NOTE: This needs to be modified so that daq_application access the correct path for ERS/Grafana/frames.bin...
cd $POCKDAQDIR
mkdir runarea
cd runarea
daqconf_multiru_gen test -d /dunedaq/pocket/frames.bin -o /dunedaq/pocket
AND download frames.bin
into pocket/share
.
curl -o ${POCKDAQDIR}/pocket/share/frames.bin -O https://cernbox.cern.ch/index.php/s/7qNnuxD8igDOVJT/download
pocket/share
is mounted on daq_application
containers as /dunedaq/pocket
, where the ruemu
application is instructed to load the raw data file from.
source ~np04daq/bin/web_proxy.sh -u
nanorc --k8s test
user@rc> boot
[18:15:35] INFO test_k8s_2 received command 'boot'
INFO test_k8s_2 propagating to children nodes (['test_k8s_2']) simultaneously
INFO Subsystem test_k8s_2 is booting
[18:15:35] Creating a namespace 'user-dunedaq' in kubernetes to hold your DAQ applications
INFO Resolving the kind gateway
INFO kind network gateway: 172.18.0.1
INFO Creating user-dunedaq namespace
INFO Creating user-dunedaq:dataflow0 daq application (port: 3333)
INFO Creating user-dunedaq:dfo daq application (port: 3333)
INFO Creating user-dunedaq:hsi daq application (port: 3333
INFO Creating user-dunedaq:ruemu0 daq application (port: 3333)
INFO Creating user-dunedaq:trigger daq application (port: 3333)
...
[18:15:39] INFO Application dataflow0 booted
INFO Application dfo booted
INFO Application hsi booted
[18:15:40] INFO Application ruemu0 booted
INFO Application trigger booted
test_k8s_2 apps
┏━━━━━━━━━━━━━━━━━━━┳━━━━━━━━━━━━━━━━┳━━━━━━━━━━━━━━━━━━━━━━━━┳━━━━━━━┳━━━━━━━━━━┳━━━━━━━━━━━━━━━━┓
┃ name ┃ state ┃ host ┃ pings ┃ last cmd ┃ last succ. cmd ┃
┡━━━━━━━━━━━━━━━━━━━╇━━━━━━━━━━━━━━━━╇━━━━━━━━━━━━━━━━━━━━━━━━╇━━━━━━━╇━━━━━━━━━━╇━━━━━━━━━━━━━━━━┩
│ test_k8s_2 │ booted │ │ │ │ │
│ └── test_k8s_2 │ booted │ │ │ │ │
│ ├── dataflow0 │ booted - alive │ dataflow0.user-dunedaq │ True │ None │ None │
│ ├── dfo │ booted - alive │ dfo.user-dunedaq │ True │ None │ None │
│ ├── hsi │ booted - alive │ hsi.user-dunedaq │ True │ None │ None │
│ ├── ruemu0 │ booted - alive │ ruemu0.user-dunedaq │ True │ None │ None │
│ └── trigger │ booted - alive │ trigger.user-dunedaq │ True │ None │ None │
└───────────────────┴────────────────┴────────────────────────┴───────┴──────────┴────────────────┘
The pods will take some time to come up. nanorc
queries the control plane and waits for the application to open the command port (3333).
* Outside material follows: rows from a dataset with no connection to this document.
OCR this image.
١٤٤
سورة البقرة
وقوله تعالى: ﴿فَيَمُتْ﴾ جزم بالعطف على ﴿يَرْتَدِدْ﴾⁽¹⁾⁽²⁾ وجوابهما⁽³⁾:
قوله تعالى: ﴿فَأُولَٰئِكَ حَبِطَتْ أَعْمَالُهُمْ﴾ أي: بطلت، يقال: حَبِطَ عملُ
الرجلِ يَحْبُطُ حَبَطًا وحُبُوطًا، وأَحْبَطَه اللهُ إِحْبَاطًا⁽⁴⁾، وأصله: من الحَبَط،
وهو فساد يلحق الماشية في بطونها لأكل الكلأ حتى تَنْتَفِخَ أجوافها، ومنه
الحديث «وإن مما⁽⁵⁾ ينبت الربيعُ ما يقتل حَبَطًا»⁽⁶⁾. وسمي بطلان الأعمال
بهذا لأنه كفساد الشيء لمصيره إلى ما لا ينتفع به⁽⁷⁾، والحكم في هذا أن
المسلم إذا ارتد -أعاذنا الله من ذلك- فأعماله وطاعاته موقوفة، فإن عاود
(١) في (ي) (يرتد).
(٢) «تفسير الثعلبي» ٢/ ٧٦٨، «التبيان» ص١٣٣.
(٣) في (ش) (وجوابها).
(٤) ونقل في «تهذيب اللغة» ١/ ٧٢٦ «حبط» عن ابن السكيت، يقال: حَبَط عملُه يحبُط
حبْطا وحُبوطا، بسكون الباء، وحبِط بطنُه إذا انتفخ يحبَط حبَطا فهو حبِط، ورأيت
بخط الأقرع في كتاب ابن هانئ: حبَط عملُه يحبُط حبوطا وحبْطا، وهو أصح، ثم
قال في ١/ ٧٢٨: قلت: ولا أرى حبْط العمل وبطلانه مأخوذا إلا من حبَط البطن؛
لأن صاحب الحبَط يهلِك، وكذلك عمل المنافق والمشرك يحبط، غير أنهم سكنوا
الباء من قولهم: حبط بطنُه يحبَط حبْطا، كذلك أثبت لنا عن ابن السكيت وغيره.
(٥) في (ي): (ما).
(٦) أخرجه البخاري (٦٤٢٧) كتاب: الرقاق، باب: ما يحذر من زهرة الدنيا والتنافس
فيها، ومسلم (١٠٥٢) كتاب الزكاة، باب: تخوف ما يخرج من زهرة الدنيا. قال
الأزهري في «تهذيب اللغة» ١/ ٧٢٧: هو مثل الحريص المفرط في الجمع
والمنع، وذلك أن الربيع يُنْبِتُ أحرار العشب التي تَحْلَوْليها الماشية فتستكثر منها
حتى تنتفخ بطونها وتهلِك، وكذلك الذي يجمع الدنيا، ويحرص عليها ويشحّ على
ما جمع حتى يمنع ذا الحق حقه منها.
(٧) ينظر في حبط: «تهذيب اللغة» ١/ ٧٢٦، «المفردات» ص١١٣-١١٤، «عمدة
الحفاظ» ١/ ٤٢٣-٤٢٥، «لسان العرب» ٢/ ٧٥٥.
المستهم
The scheduling of the applications can be followed on the pocket dashboard at http://localhost:31001
. (On the dashboard, it is helpful to change the namespace selection at the top of the page from "default" to "All namespaces". With this, it is easier to find the pods associated with your partition.)
At that point init
, conf
, start
can be issued.
Note: don't forget to choose the correct partition name in the dunedaq grafana dashboard to be able to see the ers issue flowing in.
We all love application logs, here is how to get them: First, open a new terminal window on the same host, then go to the pocket directory and do:
eval $(make env)
Now you have k8s in your PATH, so you can do:
kubectl get pods -n <partition_name>
Note: partition_name can be given as a parameter to the nanorc boot command: boot --partition <partition_name>
and the default partition name seems to currently be "user-dunedaq" The partition_name is used to create a namespace during the boot process.
For example, when partition_name is "user-dunedaq":
kubectl get pods -n user-dunedaq
NAME READY STATUS RESTARTS AGE
dataflow0-84d77d48c9-mcbq9 1/1 Running 0 66s
...
And you can use the pod name with the kubectl logs
command:
kubectl logs dataflow0-84d77d48c9-mcbq9 -n user-dunedaq
To destroy when you are finished, run
cd $POCKDAQDIR/pocket
make destroy.local
This will delete the cluster entirely, along with any state.
Please note that if you get logged out of your shell window on the np04daq cluster before you run these steps to destroy the cluster, you can log back in and run them without having to re-do any of the steps from earlier sections of these instructions.